The prices of the common elements of the diet, from dairy to fruits and vegetables, are rising at double or triple their usual rate across the world. This will put more money in the hands of the farmers and is likely to result in higher demand for farm inputs including agrochemicals.
Some key positives and differentiating factors about the company:
- Company sells in 50 + countries and is well diversified geographically. Thus, geopolitical or weather impact in one country doesn’t impact it much
- It has a huge product portfolio with registrations across multiple countries. Thus, it is quite nimble footed and in case of a low demand or low margin in certain products, it is able to quickly shift to other products
- One of the major risks in the agrochemical industry is the ban on products.

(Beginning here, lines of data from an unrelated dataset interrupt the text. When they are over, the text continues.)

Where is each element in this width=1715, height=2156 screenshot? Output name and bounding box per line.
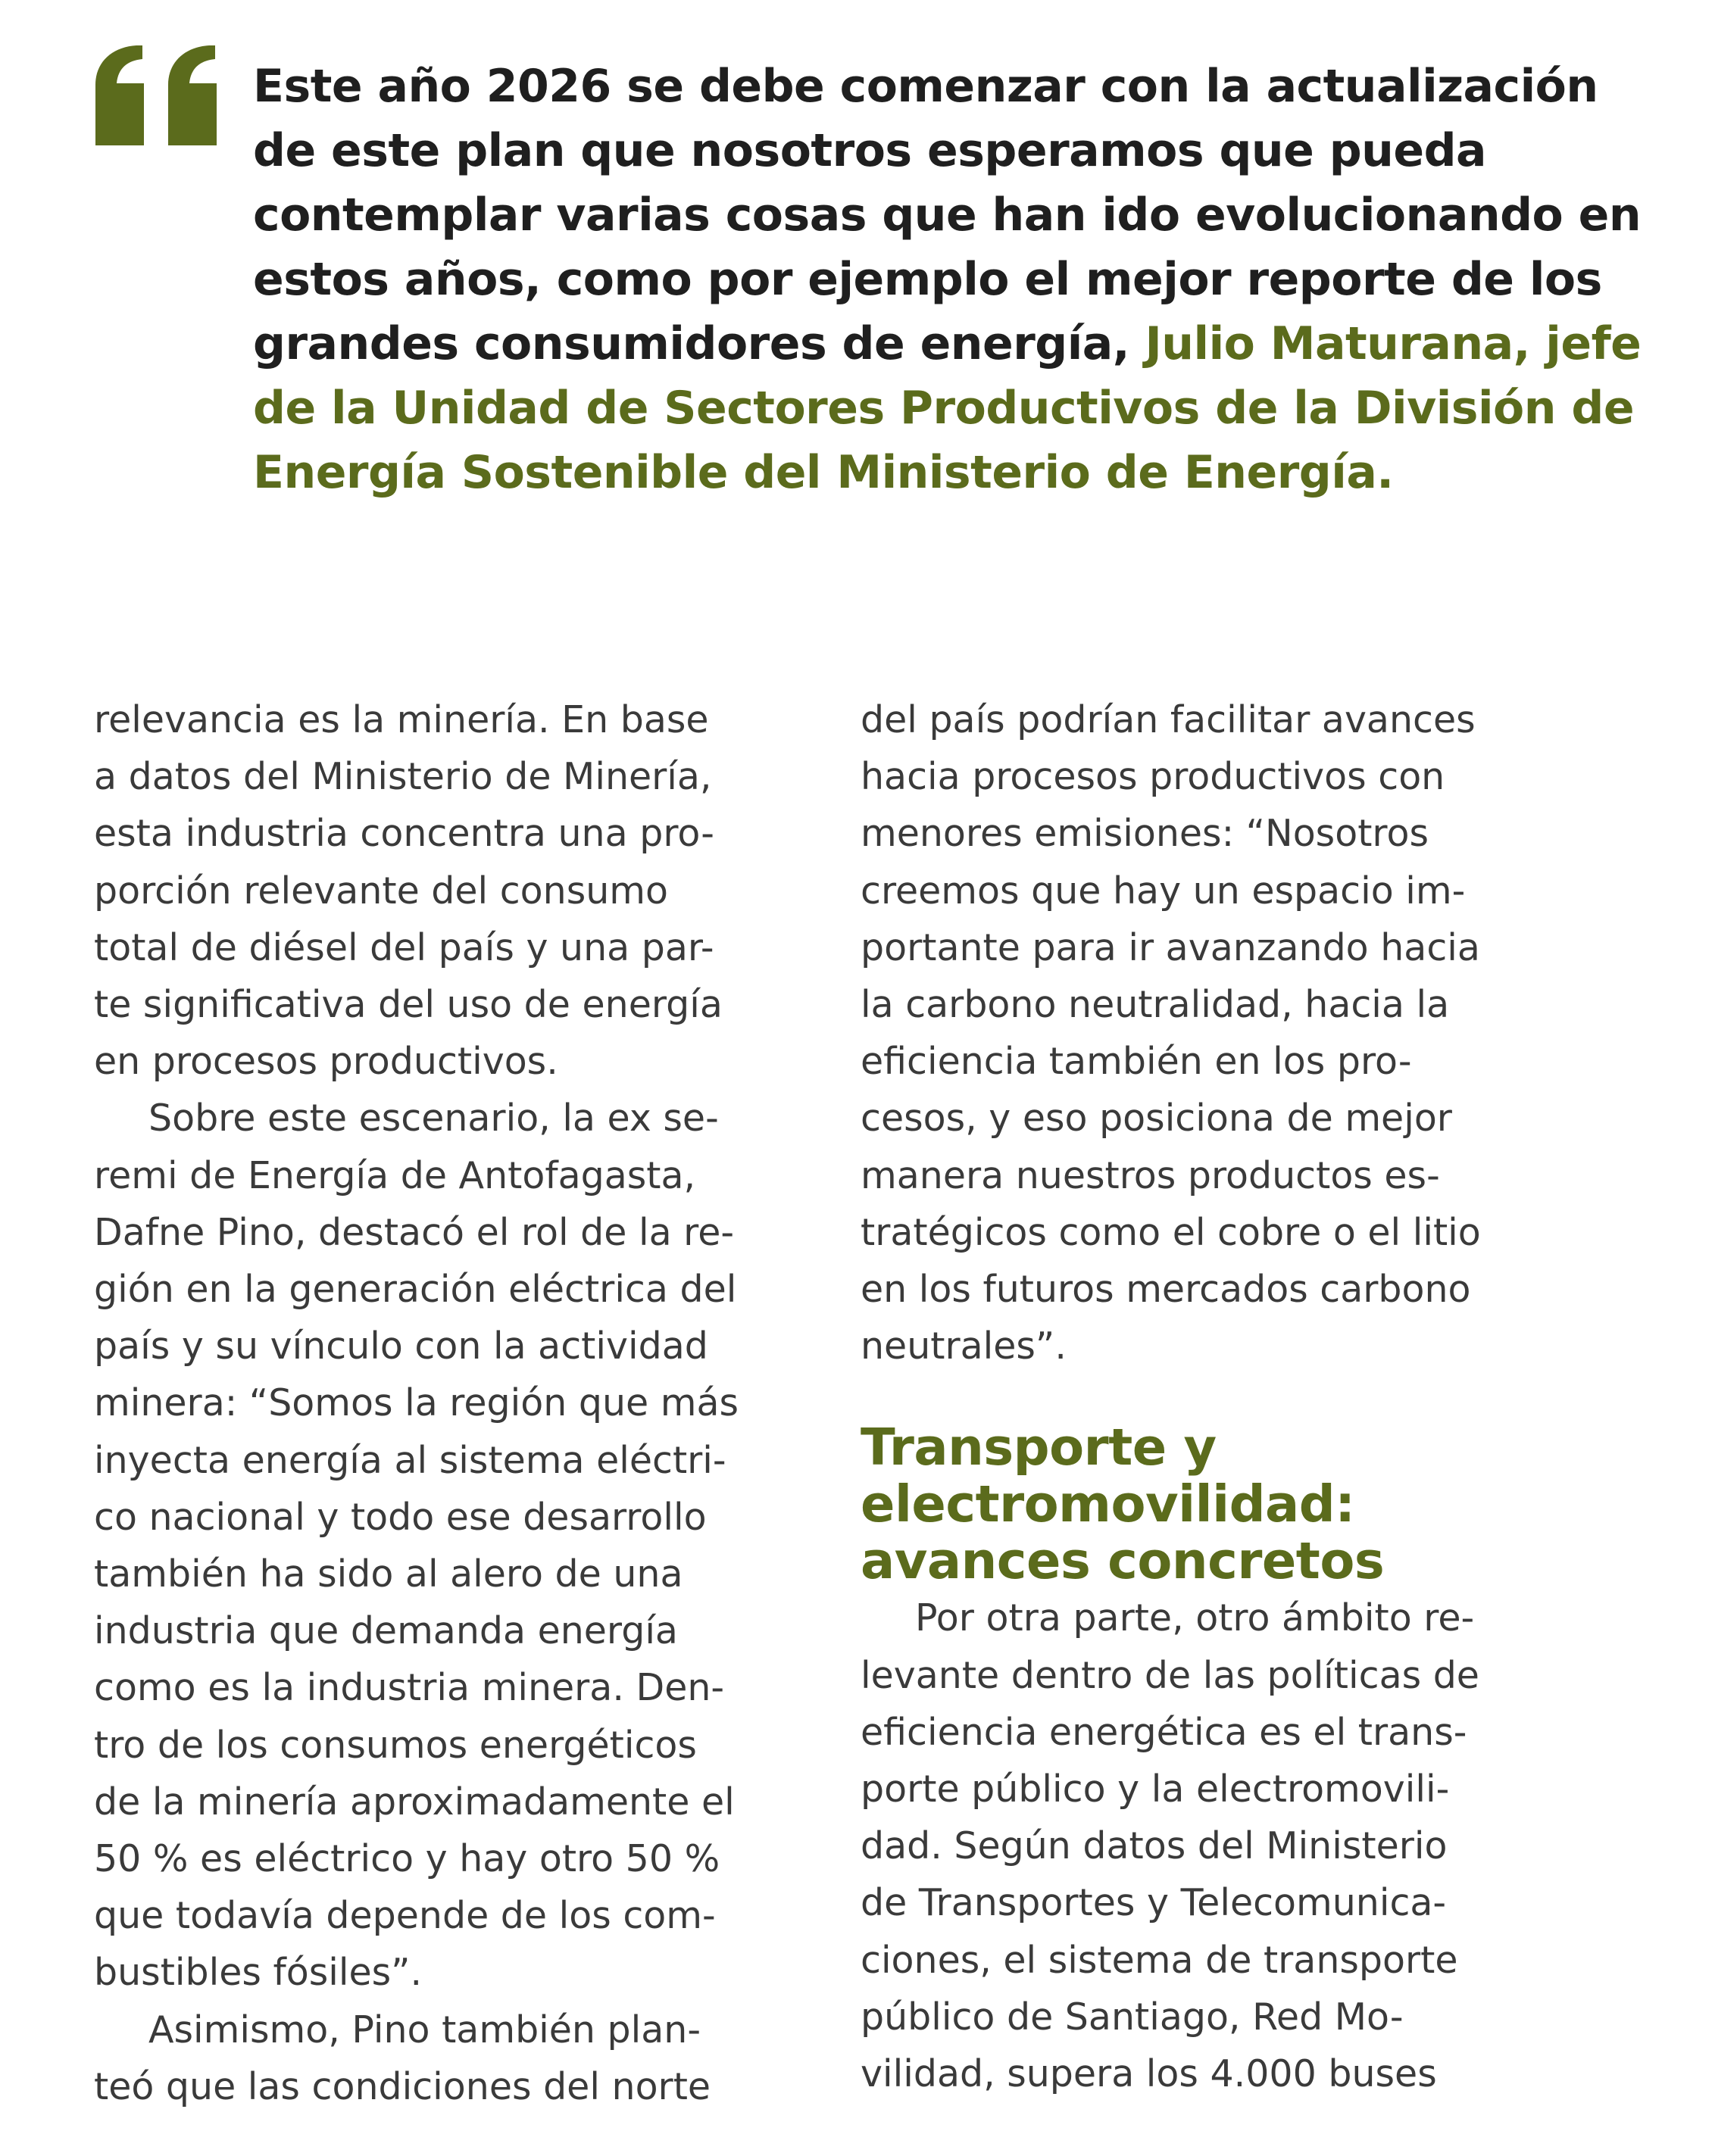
text-line: tro de los consumos energéticos [94,1723,697,1767]
text-line: dad. Según datos del Ministerio [861,1824,1448,1868]
pull-quote-text: grandes consumidores de energía, [253,317,1145,370]
text-line: eficiencia también en los pro- [861,1040,1412,1084]
text-line: en los futuros mercados carbono [861,1268,1471,1312]
text-line: cesos, y eso posiciona de mejor [861,1097,1452,1140]
text-line: manera nuestros productos es- [861,1153,1440,1197]
text-line: remi de Energía de Antofagasta, [94,1153,696,1197]
text-line: creemos que hay un espacio im- [861,869,1466,913]
quote-attribution: Julio Maturana, jefe [1145,317,1642,370]
text-line: Por otra parte, otro ámbito re- [915,1596,1475,1640]
text-line: teó que las condiciones del norte [94,2064,711,2108]
heading-line: Transporte y [861,1418,1217,1477]
text-line: ciones, el sistema de transporte [861,1938,1458,1982]
text-line: 50 % es eléctrico y hay otro 50 % [94,1837,720,1881]
text-line: total de diésel del país y una par- [94,925,714,969]
text-line: porción relevante del consumo [94,869,669,913]
text-line: industria que demanda energía [94,1609,678,1653]
text-line: en procesos productivos. [94,1040,558,1084]
text-line: vilidad, supera los 4.000 buses [861,2052,1437,2096]
pull-quote [253,55,1642,505]
body-paragraph [94,1090,821,2001]
text-line: tratégicos como el cobre o el litio [861,1210,1481,1254]
heading-line: electromovilidad: [861,1474,1355,1534]
article-column-left [94,691,821,2115]
text-line: inyecta energía al sistema eléctri- [94,1438,726,1482]
pull-quote-line: contemplar varias cosas que han ido evolucionando en [253,189,1642,242]
text-line: bustibles fósiles”. [94,1951,423,1995]
body-paragraph [94,2002,821,2115]
text-line: neutrales”. [861,1324,1067,1368]
text-line: Asimismo, Pino también plan- [148,2008,701,2051]
text-line: también ha sido al alero de una [94,1552,683,1596]
text-line: esta industria concentra una pro- [94,812,714,856]
article-column-right [861,691,1588,2102]
quote-attribution-line: de la Unidad de Sectores Productivos de la División de [253,382,1635,435]
text-line: como es la industria minera. Den- [94,1666,725,1710]
body-paragraph [861,691,1588,1374]
text-line: Dafne Pino, destacó el rol de la re- [94,1210,735,1254]
text-line: levante dentro de las políticas de [861,1653,1479,1697]
body-paragraph [861,1590,1588,2102]
text-line: eficiencia energética es el trans- [861,1710,1467,1754]
text-line: minera: “Somos la región que más [94,1381,739,1425]
text-line: del país podrían facilitar avances [861,698,1476,741]
heading-line: avances concretos [861,1531,1385,1591]
text-line: portante para ir avanzando hacia [861,925,1480,969]
pull-quote-line: Este año 2026 se debe comenzar con la actualización [253,60,1598,113]
pull-quote-line [253,312,1642,376]
body-paragraph [94,691,821,1090]
quote-attribution-line: Energía Sostenible del Ministerio de Energía. [253,446,1394,499]
section-heading [861,1419,1588,1590]
text-line: menores emisiones: “Nosotros [861,812,1429,856]
text-line: gión en la generación eléctrica del [94,1268,737,1312]
text-line: Sobre este escenario, la ex se- [148,1097,719,1140]
text-line: relevancia es la minería. En base [94,698,709,741]
text-line: porte público y la electromovili- [861,1768,1450,1811]
text-line: país y su vínculo con la actividad [94,1324,708,1368]
pull-quote-line: de este plan que nosotros esperamos que pueda [253,124,1487,177]
pull-quote-line: estos años, como por ejemplo el mejor reporte de los [253,253,1602,306]
quote-mark-icon [89,39,233,183]
text-line: hacia procesos productivos con [861,755,1445,799]
text-line: a datos del Ministerio de Minería, [94,755,712,799]
text-line: público de Santiago, Red Mo- [861,1995,1404,2039]
text-line: la carbono neutralidad, hacia la [861,983,1450,1027]
text-line: de la minería aproximadamente el [94,1780,735,1824]
text-line: de Transportes y Telecomunica- [861,1881,1447,1925]
text-line: co nacional y todo ese desarrollo [94,1495,707,1539]
text-line: te significativa del uso de energía [94,983,723,1027]
text-line: que todavía depende de los com- [94,1894,716,1938]
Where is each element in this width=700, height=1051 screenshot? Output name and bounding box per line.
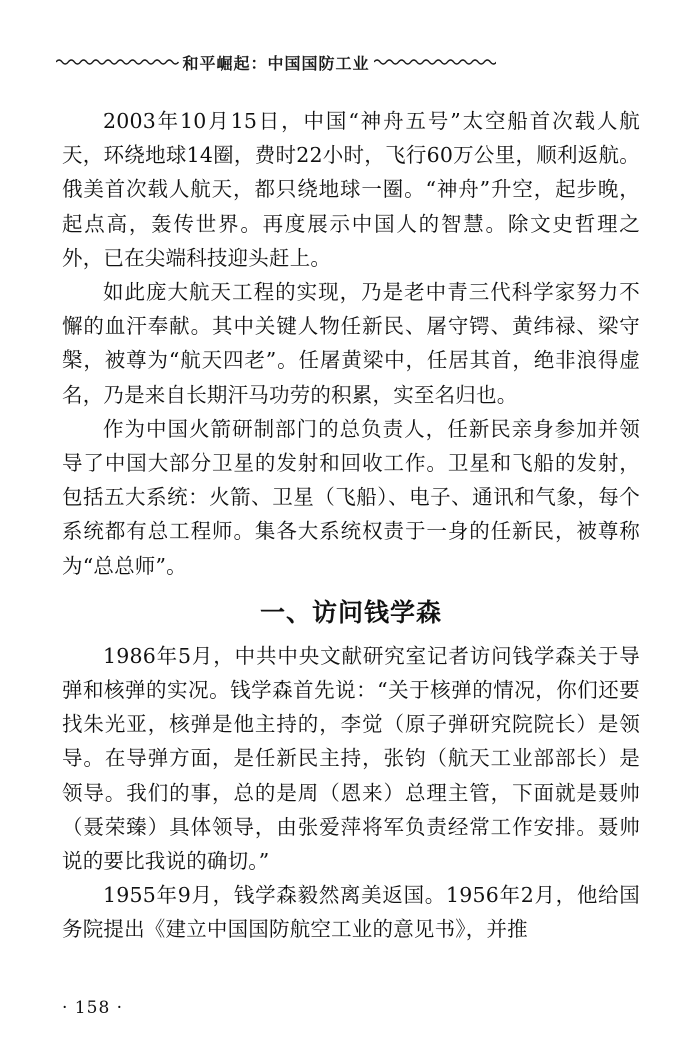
section-heading: 一、访问钱学森 — [259, 597, 442, 627]
paragraph-return: 1955年9月，钱学森毅然离美返国。1956年2月，他给国务院提出《建立中国国防航空工业的意见书》，并推 — [62, 883, 640, 942]
paragraph-four-elders: 如此庞大航天工程的实现，乃是老中青三代科学家努力不懈的血汗奉献。其中关键人物任新民、屠守锷、黄纬禄、梁守槃，被尊为“航天四老”。任屠黄梁中，任居其首，绝非浪得虚名，乃是来自长期汗马功劳的积累，实至名归也。 — [62, 280, 640, 407]
page-number: · 158 · — [62, 998, 124, 1018]
paragraph-shenzhou: 2003年10月15日，中国“神舟五号”太空船首次载人航天，环绕地球14圈，费时22小时，飞行60万公里，顺利返航。俄美首次载人航天，都只绕地球一圈。“神舟”升空，起步晚，起点高，轰传世界。再度展示中国人的智慧。除文史哲理之外，已在尖端科技迎头赶上。 — [62, 109, 640, 270]
paragraph-interview: 1986年5月，中共中央文献研究室记者访问钱学森关于导弹和核弹的实况。钱学森首先说：“关于核弹的情况，你们还要找朱光亚，核弹是他主持的，李觉（原子弹研究院院长）是领导。在导弹方面，是任新民主持，张钧（航天工业部部长）是领导。我们的事，总的是周（恩来）总理主管，下面就是聂帅（聂荣臻）具体领导，由张爱萍将军负责经常工作安排。聂帅说的要比我说的确切。” — [62, 643, 640, 874]
body-text — [62, 104, 640, 947]
wave-ornament-left — [56, 58, 179, 66]
wave-ornament-right — [374, 58, 497, 66]
running-header — [56, 50, 496, 74]
paragraph-chief-designer: 作为中国火箭研制部门的总负责人，任新民亲身参加并领导了中国大部分卫星的发射和回收工作。卫星和飞船的发射，包括五大系统：火箭、卫星（飞船）、电子、通讯和气象，每个系统都有总工程师。集各大系统权责于一身的任新民，被尊称为“总总师”。 — [62, 416, 640, 578]
running-header-title: 和平崛起：中国国防工业 — [182, 53, 370, 73]
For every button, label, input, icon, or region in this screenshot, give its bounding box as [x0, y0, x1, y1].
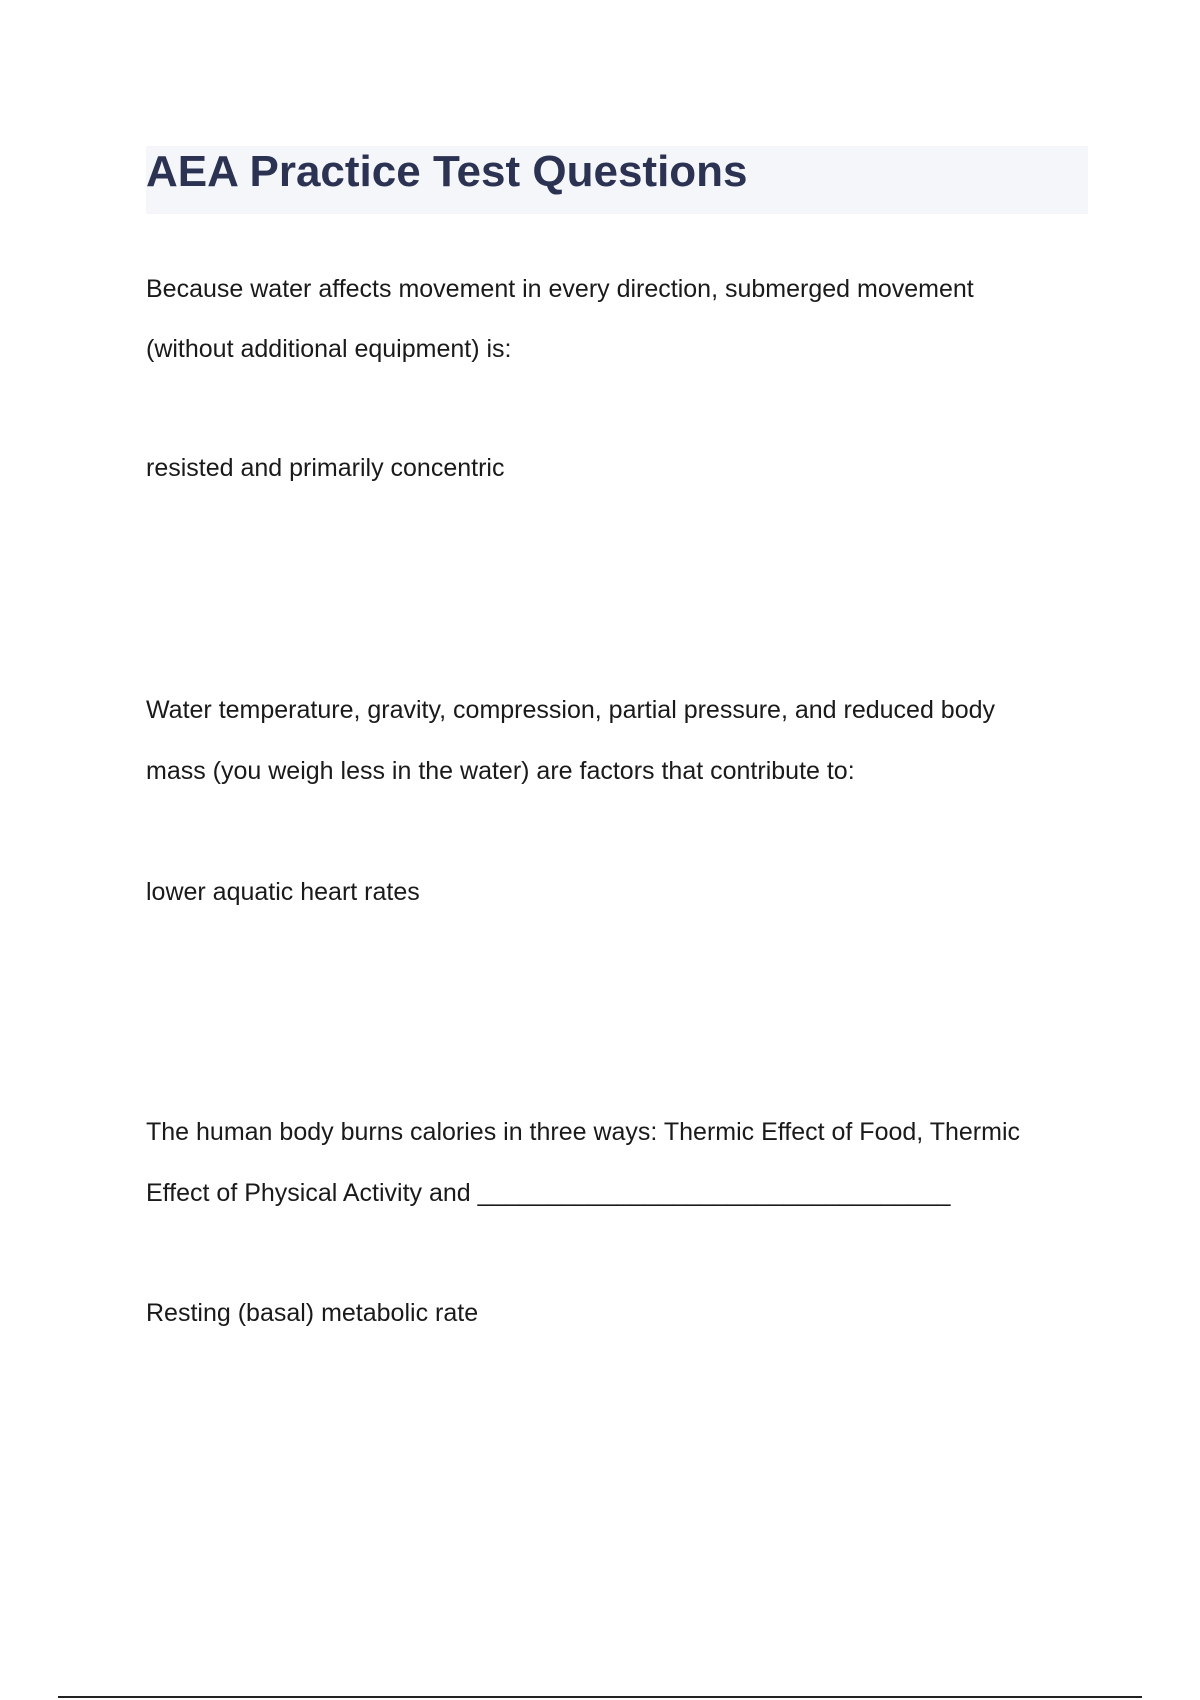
- answer-1: resisted and primarily concentric: [146, 454, 505, 482]
- question-2-line-1: Water temperature, gravity, compression, partial pressure, and reduced body: [146, 696, 996, 724]
- question-1-line-2: (without additional equipment) is:: [146, 335, 512, 363]
- page-bottom-divider: [58, 1696, 1142, 1698]
- question-3-line-2: Effect of Physical Activity and __________________________________: [146, 1179, 951, 1207]
- question-2-line-2: mass (you weigh less in the water) are factors that contribute to:: [146, 757, 855, 785]
- question-1-line-1: Because water affects movement in every direction, submerged movement: [146, 275, 974, 303]
- answer-2: lower aquatic heart rates: [146, 878, 420, 906]
- answer-3: Resting (basal) metabolic rate: [146, 1299, 479, 1327]
- question-3-line-1: The human body burns calories in three ways: Thermic Effect of Food, Thermic: [146, 1118, 1021, 1146]
- page-title: AEA Practice Test Questions: [146, 147, 748, 196]
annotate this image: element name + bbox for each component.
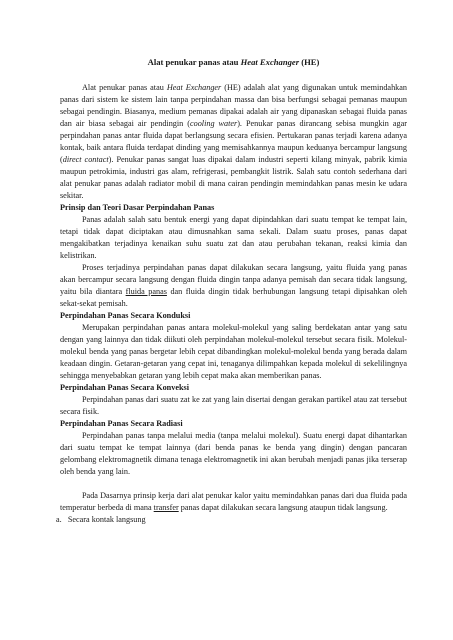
working-principle-paragraph: Pada Dasarnya prinsip kerja dari alat penukar kalor yaitu memindahkan panas dari dua fluida pada temperatur berbeda di mana transfer panas dapat dilakukan secara langsung ataupun tidak langsung. <box>60 491 407 512</box>
list-item <box>56 514 407 526</box>
heading-convection: Perpindahan Panas Secara Konveksi <box>60 383 189 392</box>
heading-radiation: Perpindahan Panas Secara Radiasi <box>60 419 183 428</box>
radiation-paragraph: Perpindahan panas tanpa melalui media (tanpa melalui molekul). Suatu energi dapat dihantarkan dari suatu tempat ke tempat lainnya (dari benda panas ke benda yang dingin) dengan pancaran gelombang elektromagnetik dimana tenaga elektromagnetik ini akan berubah menjadi panas jika terserap oleh benda yang lain. <box>60 431 407 476</box>
convection-paragraph: Perpindahan panas dari suatu zat ke zat yang lain disertai dengan gerakan partikel atau zat tersebut secara fisik. <box>60 395 407 416</box>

Here again, as the company isn’t tied to manufacturing a certain product, it is able to quickly shift to other products with strong demand
Do the above advantages translate into better financial track record for the company? Let’s look at the numbers:
- Market cap - < than 10,000 crore
- Operating profit growth – 15% + CAGR over the last 9 years
- PBT growth – 15% + CAGR over the last 9 years
- Average ROAE – 20% + for FY 12-FY 16; 16% + for FY 17-FY 21
- Debt to Equity ratio – Cash rich company
- Average Cash flows from operations – Rs 104 crore for FY 12–FY 16; Rs 229 crore for FY 17–FY 21
- Valuations – Less than 12 times pre-tax earnings
That’s the past; how does the future look like – Well, the company has already reported much-2 improvement in performance in FY 22 and an otherwise conservative management is guiding for 20% YOY growth for the next few years with an expected improvement in margins.
What about the promoters – We like companies wherein promoters have skin in the game and here the promoters hold more than 60% stake in the company.
Over the last 10 years, they have never diluted the equity and have largely run the operations debt free. Most importantly, we have found them to be very forthcoming and straightforward, especially when the times are tough.
What about the valuations – For one of the leading companies with a differentiated business model which has enabled it to scale up and record strong growth year after year, we believe the valuations are quite reasonable at less than 12 times pre-tax earnings.
The company has also been quite consistent in terms of dividend pay-out at around 20% of the profits.
Overall, looking at positive growth outlook, excellent track record and reasonable valuations, we have recommended the stock to our members and also added it to our model portfolios and smallcases.